Once a state police is under the control of the sole Inspector-General who is responsible only to the President, such arrangement is no different than the one that says that the federal government should fund exploitation of mineral resources in states, without any consideration for the centrality of fiscal federalism to a federal system with integrity. In spite of all of these, any decision on the allocation process was deferred and subjected to a ‘technical committee’ to be set up at some future date. Where then is any ‘economies of scale’ in all these, such that if it did not exist while the conference recommended it, how will it come about if it is implemented?

It is thus obvious that a surreptitious attempt is being made by participants of that Conference to impose its Report and we call on the Buhari Administration and the APC itself to reject this attempt.
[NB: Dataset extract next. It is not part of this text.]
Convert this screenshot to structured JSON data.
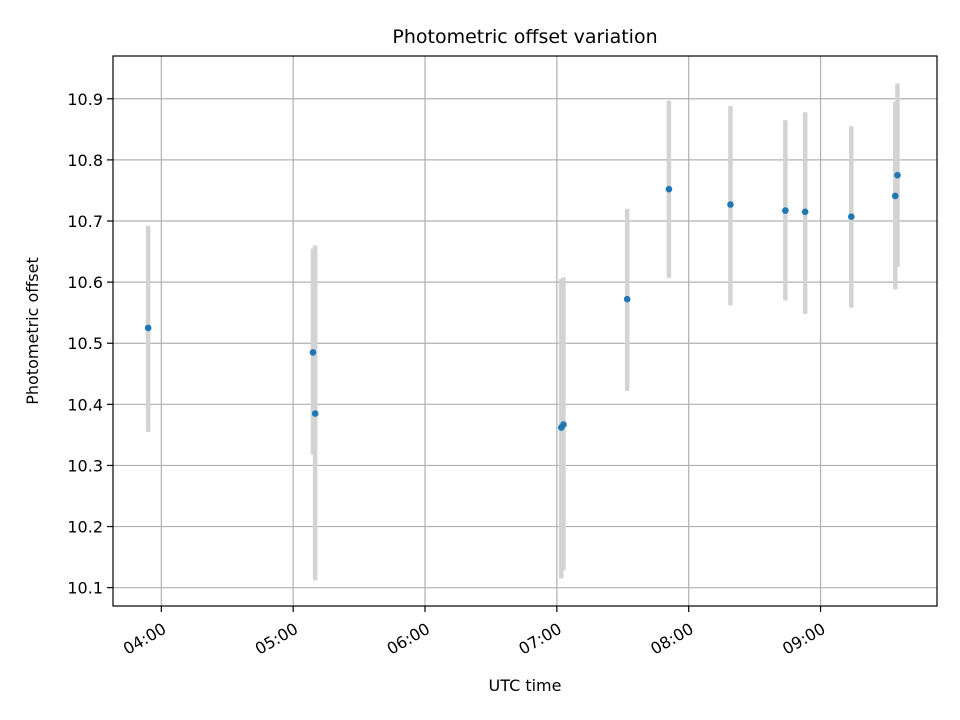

For a thorough resolution of the problem of Nigeria however, more so when the National Assembly is embarking on another exercise and the economic conundrum facing the country can only be resolved by a fundamental rethink on the nature of the Nigerian State, and having had several exercises before now with nothing to show for them, Egbe Omo Oduduwa says the answer lies in each of the Peoples, constituted either as units by themselves or in ‘zone,’ and who are the direct victims of the present structure, taking the initiative and presenting their own recommendations subjected to a YES or NO Referendum in their various territories, more so when the partisan political terrain is in favor of such an exercise, with political homogeneity in almost all of the ‘zones.’ That is the only way to properly address this recurring issue while simultaneously solving the perennial convening of Conferences by every administration; it can then be confidently stated that the People have spoken.